Maddy70 · 07/04/2025 12:27

There have been unqualified "teachers" teaching your children for years! Ever since the academy status was brought in.
There is a huge shortage of qualified teachers so they need to fill places

EnnyIssues · 07/04/2025 14:04

@Maddy70 You haven't read the full thread have you? LA maintained schools are also allowed to employ unqualified staff when there is no alternative. Academies only differ in that they are allowed to employ unqualified staff for other reasons, similar to private schools, e.g. because they are very skilled and/or have experience of teaching in another system.

In practice, the percentage of unqualified teachers in academies is only very slightly higher than the percentage in LA maintained schools. The figures and links are earlier in the thread if you look.

MrsHamlet · 07/04/2025 14:13

Lazytiger · 07/04/2025 10:39

So you agree someone must have been paying him? I’ve outlined what Teach First is (training provider) and isn’t (an employer of school teachers). So either he was on a 2 week observational placement at your school, and that is why he left, he was a Teach First trainee paid by your school or he wasn’t a Teach First trainee. It’s got to be one of the three options!

No I don't agree that someone was paying him. I've no idea who - if anyone - was but we absolutely we were not.
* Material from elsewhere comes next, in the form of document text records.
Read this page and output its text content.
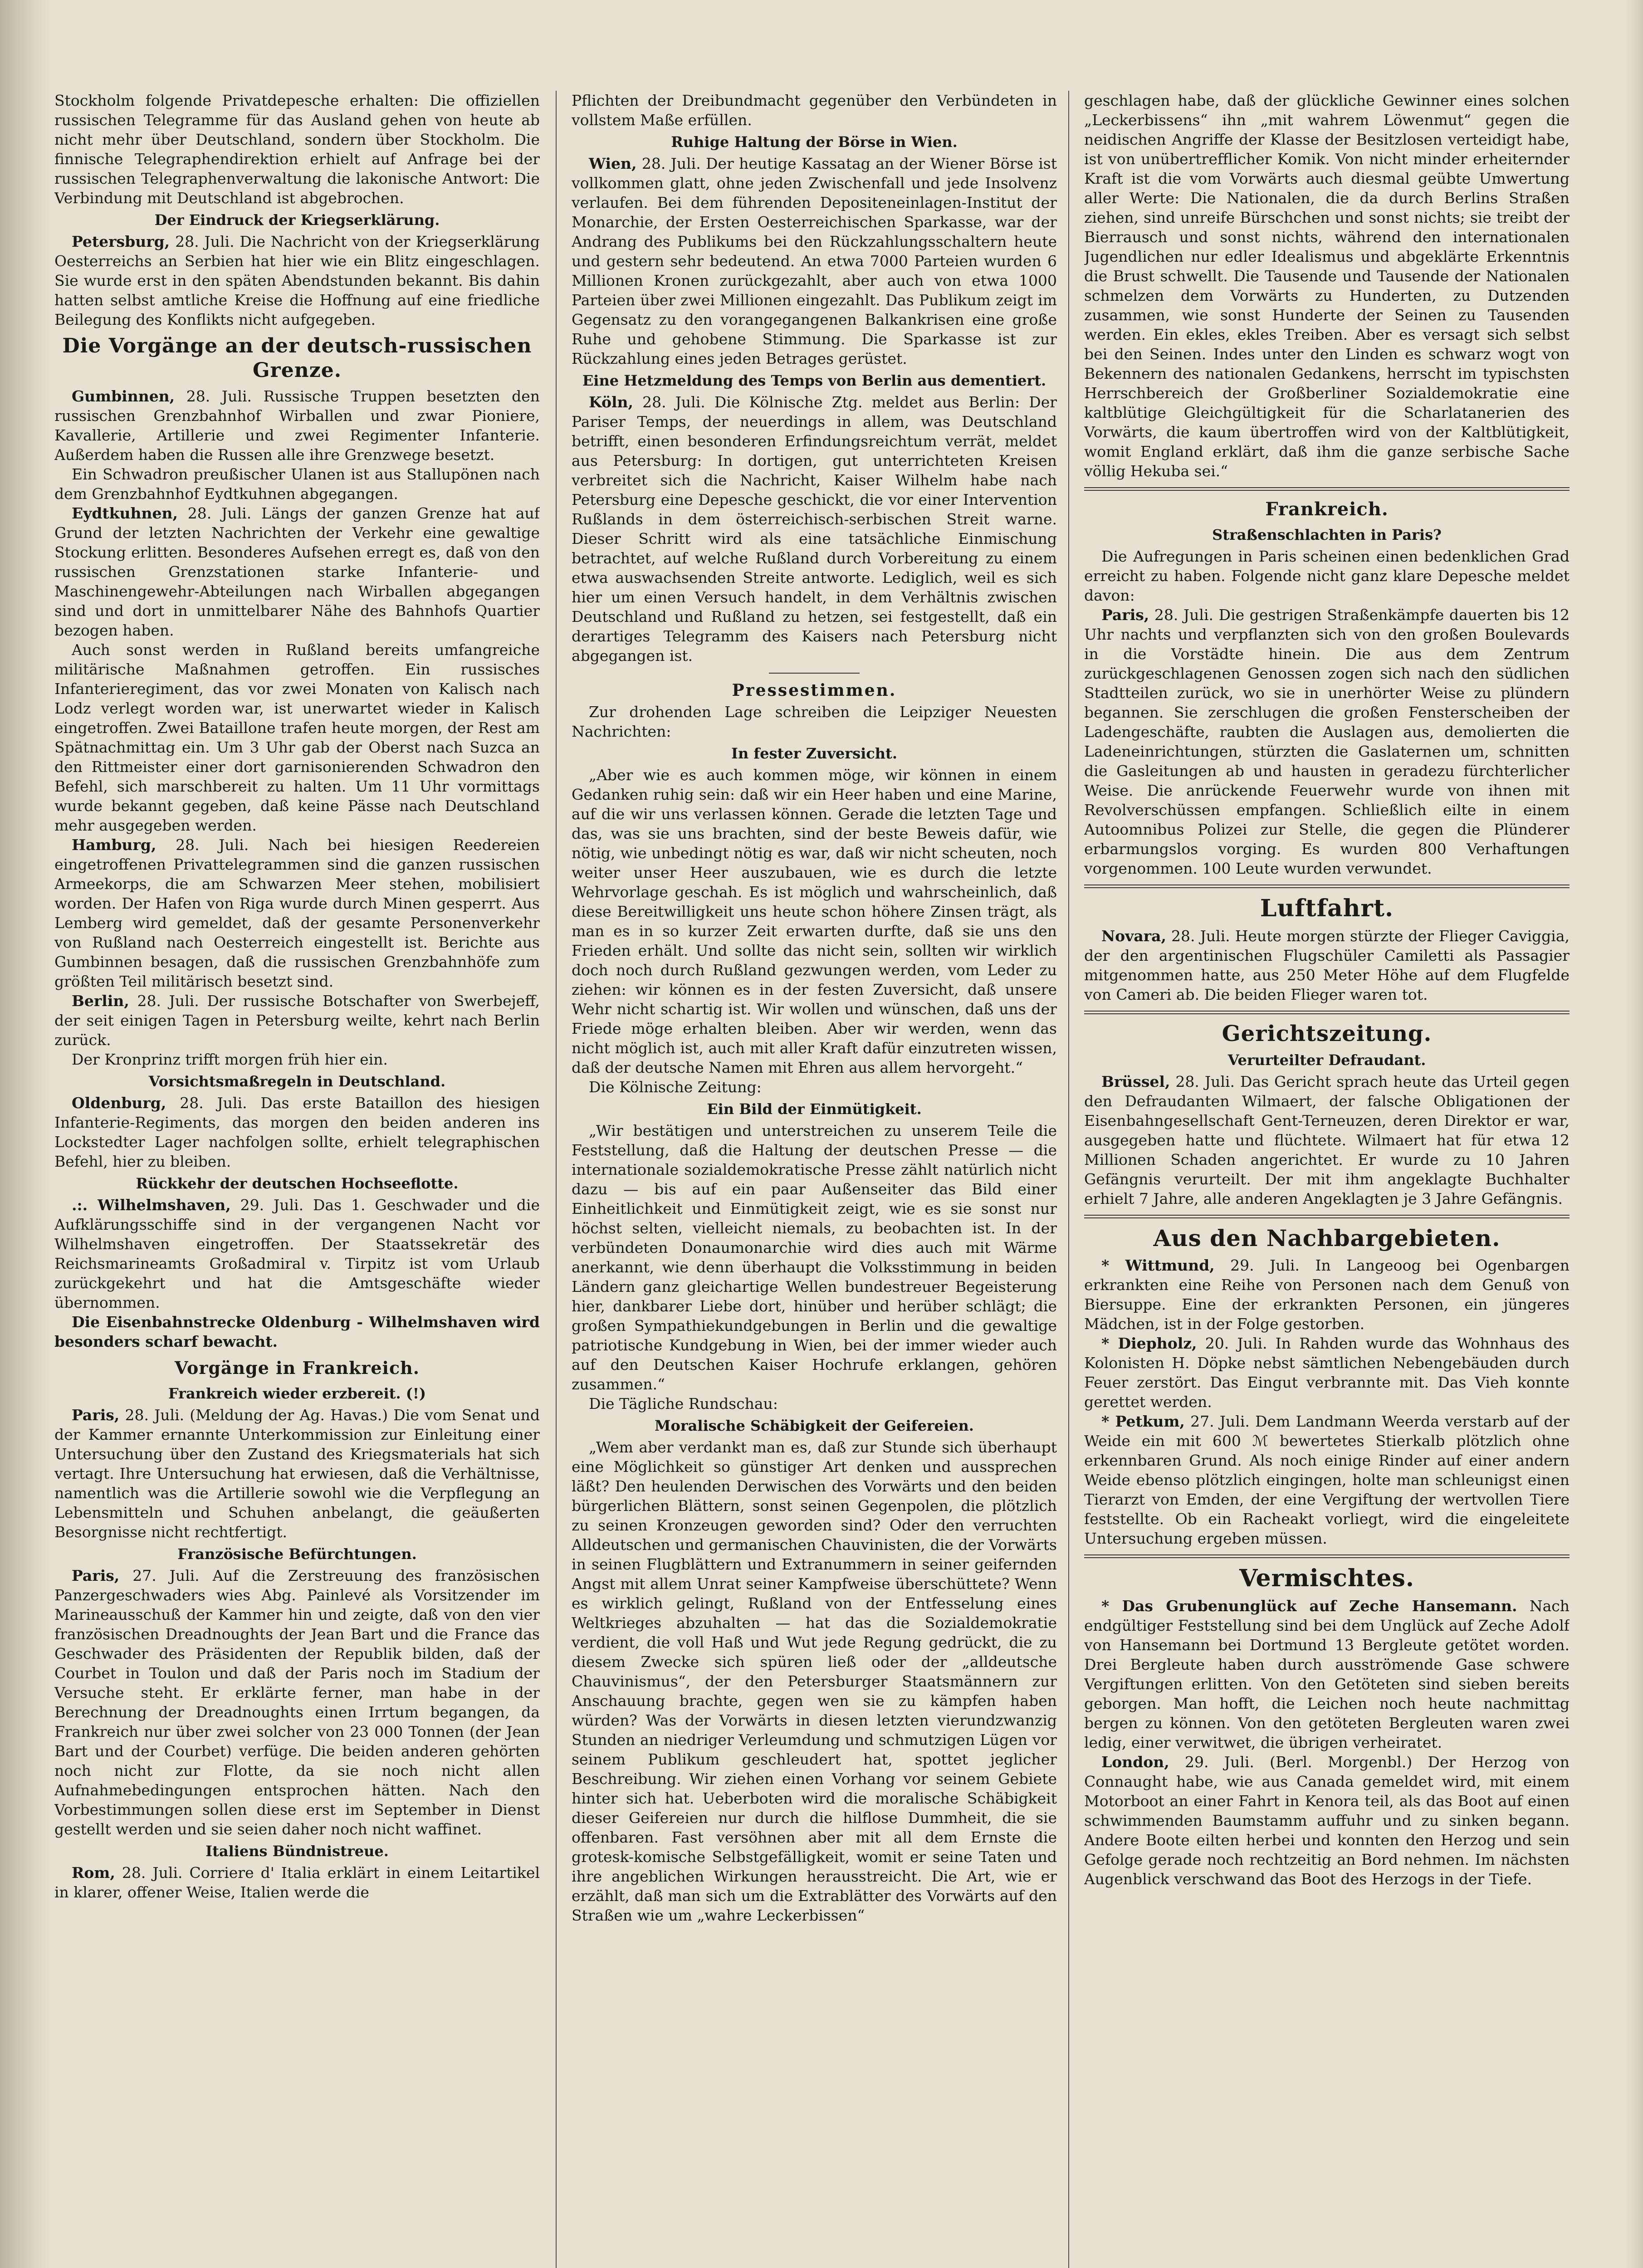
Stockholm folgende Privatdepesche erhalten: Die offiziellen russischen Telegramme für das Ausland gehen von heute ab nicht mehr über Deutschland, sondern über Stockholm. Die finnische Telegraphendirektion erhielt auf Anfrage bei der russischen Telegraphenverwaltung die lakonische Antwort: Die Verbindung mit Deutschland ist abgebrochen.

Der Eindruck der Kriegserklärung.

Petersburg, 28. Juli. Die Nachricht von der Kriegserklärung Oesterreichs an Serbien hat hier wie ein Blitz eingeschlagen. Sie wurde erst in den späten Abendstunden bekannt. Bis dahin hatten selbst amtliche Kreise die Hoffnung auf eine friedliche Beilegung des Konflikts nicht aufgegeben.

Die Vorgänge an der deutsch-russischen Grenze.

Gumbinnen, 28. Juli. Russische Truppen besetzten den russischen Grenzbahnhof Wirballen und zwar Pioniere, Kavallerie, Artillerie und zwei Regimenter Infanterie. Außerdem haben die Russen alle ihre Grenzwege besetzt.

Ein Schwadron preußischer Ulanen ist aus Stallupönen nach dem Grenzbahnhof Eydtkuhnen abgegangen.

Eydtkuhnen, 28. Juli. Längs der ganzen Grenze hat auf Grund der letzten Nachrichten der Verkehr eine gewaltige Stockung erlitten. Besonderes Aufsehen erregt es, daß von den russischen Grenzstationen starke Infanterie- und Maschinengewehr-Abteilungen nach Wirballen abgegangen sind und dort in unmittelbarer Nähe des Bahnhofs Quartier bezogen haben.

Auch sonst werden in Rußland bereits umfangreiche militärische Maßnahmen getroffen. Ein russisches Infanterieregiment, das vor zwei Monaten von Kalisch nach Lodz verlegt worden war, ist unerwartet wieder in Kalisch eingetroffen. Zwei Bataillone trafen heute morgen, der Rest am Spätnachmittag ein. Um 3 Uhr gab der Oberst nach Suzca an den Rittmeister einer dort garnisonierenden Schwadron den Befehl, sich marschbereit zu halten. Um 11 Uhr vormittags wurde bekannt gegeben, daß keine Pässe nach Deutschland mehr ausgegeben werden.

Hamburg, 28. Juli. Nach bei hiesigen Reedereien eingetroffenen Privattelegrammen sind die ganzen russischen Armeekorps, die am Schwarzen Meer stehen, mobilisiert worden. Der Hafen von Riga wurde durch Minen gesperrt. Aus Lemberg wird gemeldet, daß der gesamte Personenverkehr von Rußland nach Oesterreich eingestellt ist. Berichte aus Gumbinnen besagen, daß die russischen Grenzbahnhöfe zum größten Teil militärisch besetzt sind.

Berlin, 28. Juli. Der russische Botschafter von Swerbejeff, der seit einigen Tagen in Petersburg weilte, kehrt nach Berlin zurück.

Der Kronprinz trifft morgen früh hier ein.

Vorsichtsmaßregeln in Deutschland.

Oldenburg, 28. Juli. Das erste Bataillon des hiesigen Infanterie-Regiments, das morgen den beiden anderen ins Lockstedter Lager nachfolgen sollte, erhielt telegraphischen Befehl, hier zu bleiben.

Rückkehr der deutschen Hochseeflotte.

.:. Wilhelmshaven, 29. Juli. Das 1. Geschwader und die Aufklärungsschiffe sind in der vergangenen Nacht vor Wilhelmshaven eingetroffen. Der Staatssekretär des Reichsmarineamts Großadmiral v. Tirpitz ist vom Urlaub zurückgekehrt und hat die Amtsgeschäfte wieder übernommen.

Die Eisenbahnstrecke Oldenburg - Wilhelmshaven wird besonders scharf bewacht.

Vorgänge in Frankreich.
Frankreich wieder erzbereit. (!)

Paris, 28. Juli. (Meldung der Ag. Havas.) Die vom Senat und der Kammer ernannte Unterkommission zur Einleitung einer Untersuchung über den Zustand des Kriegsmaterials hat sich vertagt. Ihre Untersuchung hat erwiesen, daß die Verhältnisse, namentlich was die Artillerie sowohl wie die Verpflegung an Lebensmitteln und Schuhen anbelangt, die geäußerten Besorgnisse nicht rechtfertigt.

Französische Befürchtungen.

Paris, 27. Juli. Auf die Zerstreuung des französischen Panzergeschwaders wies Abg. Painlevé als Vorsitzender im Marineausschuß der Kammer hin und zeigte, daß von den vier französischen Dreadnoughts der Jean Bart und die France das Geschwader des Präsidenten der Republik bilden, daß der Courbet in Toulon und daß der Paris noch im Stadium der Versuche steht. Er erklärte ferner, man habe in der Berechnung der Dreadnoughts einen Irrtum begangen, da Frankreich nur über zwei solcher von 23 000 Tonnen (der Jean Bart und der Courbet) verfüge. Die beiden anderen gehörten noch nicht zur Flotte, da sie noch nicht allen Aufnahmebedingungen entsprochen hätten. Nach den Vorbestimmungen sollen diese erst im September in Dienst gestellt werden und sie seien daher noch nicht waffinet.

Italiens Bündnistreue.

Rom, 28. Juli. Corriere d' Italia erklärt in einem Leitartikel in klarer, offener Weise, Italien werde die

Pflichten der Dreibundmacht gegenüber den Verbündeten in vollstem Maße erfüllen.

Ruhige Haltung der Börse in Wien.

Wien, 28. Juli. Der heutige Kassatag an der Wiener Börse ist vollkommen glatt, ohne jeden Zwischenfall und jede Insolvenz verlaufen. Bei dem führenden Depositeneinlagen-Institut der Monarchie, der Ersten Oesterreichischen Sparkasse, war der Andrang des Publikums bei den Rückzahlungsschaltern heute und gestern sehr bedeutend. An etwa 7000 Parteien wurden 6 Millionen Kronen zurückgezahlt, aber auch von etwa 1000 Parteien über zwei Millionen eingezahlt. Das Publikum zeigt im Gegensatz zu den vorangegangenen Balkankrisen eine große Ruhe und gehobene Stimmung. Die Sparkasse ist zur Rückzahlung eines jeden Betrages gerüstet.

Eine Hetzmeldung des Temps von Berlin aus dementiert.

Köln, 28. Juli. Die Kölnische Ztg. meldet aus Berlin: Der Pariser Temps, der neuerdings in allem, was Deutschland betrifft, einen besonderen Erfindungsreichtum verrät, meldet aus Petersburg: In dortigen, gut unterrichteten Kreisen verbreitet sich die Nachricht, Kaiser Wilhelm habe nach Petersburg eine Depesche geschickt, die vor einer Intervention Rußlands in dem österreichisch-serbischen Streit warne. Dieser Schritt wird als eine tatsächliche Einmischung betrachtet, auf welche Rußland durch Vorbereitung zu einem etwa auswachsenden Streite antworte. Lediglich, weil es sich hier um einen Versuch handelt, in dem Verhältnis zwischen Deutschland und Rußland zu hetzen, sei festgestellt, daß ein derartiges Telegramm des Kaisers nach Petersburg nicht abgegangen ist.

Pressestimmen.

Zur drohenden Lage schreiben die Leipziger Neuesten Nachrichten:

In fester Zuversicht.

„Aber wie es auch kommen möge, wir können in einem Gedanken ruhig sein: daß wir ein Heer haben und eine Marine, auf die wir uns verlassen können. Gerade die letzten Tage und das, was sie uns brachten, sind der beste Beweis dafür, wie nötig, wie unbedingt nötig es war, daß wir nicht scheuten, noch weiter unser Heer auszubauen, wie es durch die letzte Wehrvorlage geschah. Es ist möglich und wahrscheinlich, daß diese Bereitwilligkeit uns heute schon höhere Zinsen trägt, als man es in so kurzer Zeit erwarten durfte, daß sie uns den Frieden erhält. Und sollte das nicht sein, sollten wir wirklich doch noch durch Rußland gezwungen werden, vom Leder zu ziehen: wir können es in der festen Zuversicht, daß unsere Wehr nicht schartig ist. Wir wollen und wünschen, daß uns der Friede möge erhalten bleiben. Aber wir werden, wenn das nicht möglich ist, auch mit aller Kraft dafür einzutreten wissen, daß der deutsche Namen mit Ehren aus allem hervorgeht.“

Die Kölnische Zeitung:

Ein Bild der Einmütigkeit.

„Wir bestätigen und unterstreichen zu unserem Teile die Feststellung, daß die Haltung der deutschen Presse — die internationale sozialdemokratische Presse zählt natürlich nicht dazu — bis auf ein paar Außenseiter das Bild einer Einheitlichkeit und Einmütigkeit zeigt, wie es sie sonst nur höchst selten, vielleicht niemals, zu beobachten ist. In der verbündeten Donaumonarchie wird dies auch mit Wärme anerkannt, wie denn überhaupt die Volksstimmung in beiden Ländern ganz gleichartige Wellen bundestreuer Begeisterung hier, dankbarer Liebe dort, hinüber und herüber schlägt; die großen Sympathiekundgebungen in Berlin und die gewaltige patriotische Kundgebung in Wien, bei der immer wieder auch auf den Deutschen Kaiser Hochrufe erklangen, gehören zusammen.“

Die Tägliche Rundschau:

Moralische Schäbigkeit der Geifereien.

„Wem aber verdankt man es, daß zur Stunde sich überhaupt eine Möglichkeit so günstiger Art denken und aussprechen läßt? Den heulenden Derwischen des Vorwärts und den beiden bürgerlichen Blättern, sonst seinen Gegenpolen, die plötzlich zu seinen Kronzeugen geworden sind? Oder den verruchten Alldeutschen und germanischen Chauvinisten, die der Vorwärts in seinen Flugblättern und Extranummern in seiner geifernden Angst mit allem Unrat seiner Kampfweise überschüttete? Wenn es wirklich gelingt, Rußland von der Entfesselung eines Weltkrieges abzuhalten — hat das die Sozialdemokratie verdient, die voll Haß und Wut jede Regung gedrückt, die zu diesem Zwecke sich spüren ließ oder der „alldeutsche Chauvinismus“, der den Petersburger Staatsmännern zur Anschauung brachte, gegen wen sie zu kämpfen haben würden? Was der Vorwärts in diesen letzten vierundzwanzig Stunden an niedriger Verleumdung und schmutzigen Lügen vor seinem Publikum geschleudert hat, spottet jeglicher Beschreibung. Wir ziehen einen Vorhang vor seinem Gebiete hinter sich hat. Ueberboten wird die moralische Schäbigkeit dieser Geifereien nur durch die hilflose Dummheit, die sie offenbaren. Fast versöhnen aber mit all dem Ernste die grotesk-komische Selbstgefälligkeit, womit er seine Taten und ihre angeblichen Wirkungen herausstreicht. Die Art, wie er erzählt, daß man sich um die Extrablätter des Vorwärts auf den Straßen wie um „wahre Leckerbissen“

geschlagen habe, daß der glückliche Gewinner eines solchen „Leckerbissens“ ihn „mit wahrem Löwenmut“ gegen die neidischen Angriffe der Klasse der Besitzlosen verteidigt habe, ist von unübertrefflicher Komik. Von nicht minder erheiternder Kraft ist die vom Vorwärts auch diesmal geübte Umwertung aller Werte: Die Nationalen, die da durch Berlins Straßen ziehen, sind unreife Bürschchen und sonst nichts; sie treibt der Bierrausch und sonst nichts, während den internationalen Jugendlichen nur edler Idealismus und abgeklärte Erkenntnis die Brust schwellt. Die Tausende und Tausende der Nationalen schmelzen dem Vorwärts zu Hunderten, zu Dutzenden zusammen, wie sonst Hunderte der Seinen zu Tausenden werden. Ein ekles, ekles Treiben. Aber es versagt sich selbst bei den Seinen. Indes unter den Linden es schwarz wogt von Bekennern des nationalen Gedankens, herrscht im typischsten Herrschbereich der Großberliner Sozialdemokratie eine kaltblütige Gleichgültigkeit für die Scharlatanerien des Vorwärts, die kaum übertroffen wird von der Kaltblütigkeit, womit England erklärt, daß ihm die ganze serbische Sache völlig Hekuba sei.“

Frankreich.
Straßenschlachten in Paris?

Die Aufregungen in Paris scheinen einen bedenklichen Grad erreicht zu haben. Folgende nicht ganz klare Depesche meldet davon:

Paris, 28. Juli. Die gestrigen Straßenkämpfe dauerten bis 12 Uhr nachts und verpflanzten sich von den großen Boulevards in die Vorstädte hinein. Die aus dem Zentrum zurückgeschlagenen Genossen zogen sich nach den südlichen Stadtteilen zurück, wo sie in unerhörter Weise zu plündern begannen. Sie zerschlugen die großen Fensterscheiben der Ladengeschäfte, raubten die Auslagen aus, demolierten die Ladeneinrichtungen, stürzten die Gaslaternen um, schnitten die Gasleitungen ab und hausten in geradezu fürchterlicher Weise. Die anrückende Feuerwehr wurde von ihnen mit Revolverschüssen empfangen. Schließlich eilte in einem Autoomnibus Polizei zur Stelle, die gegen die Plünderer erbarmungslos vorging. Es wurden 800 Verhaftungen vorgenommen. 100 Leute wurden verwundet.

Luftfahrt.

Novara, 28. Juli. Heute morgen stürzte der Flieger Caviggia, der den argentinischen Flugschüler Camiletti als Passagier mitgenommen hatte, aus 250 Meter Höhe auf dem Flugfelde von Cameri ab. Die beiden Flieger waren tot.

Gerichtszeitung.
Verurteilter Defraudant.

Brüssel, 28. Juli. Das Gericht sprach heute das Urteil gegen den Defraudanten Wilmaert, der falsche Obligationen der Eisenbahngesellschaft Gent-Terneuzen, deren Direktor er war, ausgegeben hatte und flüchtete. Wilmaert hat für etwa 12 Millionen Schaden angerichtet. Er wurde zu 10 Jahren Gefängnis verurteilt. Der mit ihm angeklagte Buchhalter erhielt 7 Jahre, alle anderen Angeklagten je 3 Jahre Gefängnis.

Aus den Nachbargebieten.

* Wittmund, 29. Juli. In Langeoog bei Ogenbargen erkrankten eine Reihe von Personen nach dem Genuß von Biersuppe. Eine der erkrankten Personen, ein jüngeres Mädchen, ist in der Folge gestorben.

* Diepholz, 20. Juli. In Rahden wurde das Wohnhaus des Kolonisten H. Döpke nebst sämtlichen Nebengebäuden durch Feuer zerstört. Das Eingut verbrannte mit. Das Vieh konnte gerettet werden.

* Petkum, 27. Juli. Dem Landmann Weerda verstarb auf der Weide ein mit 600 ℳ bewertetes Stierkalb plötzlich ohne erkennbaren Grund. Als noch einige Rinder auf einer andern Weide ebenso plötzlich eingingen, holte man schleunigst einen Tierarzt von Emden, der eine Vergiftung der wertvollen Tiere feststellte. Ob ein Racheakt vorliegt, wird die eingeleitete Untersuchung ergeben müssen.

Vermischtes.

* Das Grubenunglück auf Zeche Hansemann. Nach endgültiger Feststellung sind bei dem Unglück auf Zeche Adolf von Hansemann bei Dortmund 13 Bergleute getötet worden. Drei Bergleute haben durch ausströmende Gase schwere Vergiftungen erlitten. Von den Getöteten sind sieben bereits geborgen. Man hofft, die Leichen noch heute nachmittag bergen zu können. Von den getöteten Bergleuten waren zwei ledig, einer verwitwet, die übrigen verheiratet.

London, 29. Juli. (Berl. Morgenbl.) Der Herzog von Connaught habe, wie aus Canada gemeldet wird, mit einem Motorboot an einer Fahrt in Kenora teil, als das Boot auf einen schwimmenden Baumstamm auffuhr und zu sinken begann. Andere Boote eilten herbei und konnten den Herzog und sein Gefolge gerade noch rechtzeitig an Bord nehmen. Im nächsten Augenblick verschwand das Boot des Herzogs in der Tiefe.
It was not a two week placement.
He was on a Teach First programme.

Fitzcarraldo353 · 07/04/2025 19:34

Lazytiger · 06/04/2025 16:03

Are you calling me a liar? Teach First do not employ people. It is made very clear that you are employed by the school not Teach First. Why would Teach First pay for a school to have a teacher. They are a training charity not a funding body. Part of the process is that Teach First find you a placement at a school, after the summer (or autumn) institute. You send out a video of yourself and your CV and they contact schools to see if anyone wants to employee you. No placement, no job and no training. They need a school to employ you.
As part of the training you are only sent on a two week alternative school placement (plus one day at a primary if you are secondary and assume vice versa). That is it. Rest of the time you are teaching at the school that pays your wages.

Teach First started a SCITT programme last year - not a 'high potential ' ITT route but a regular SCITT. Maybe he was on that.

Fitzcarraldo353 · 07/04/2025 19:50

Also TF trainees do still do an additional school experience (alternative keystage etc) so could have been one of those placements.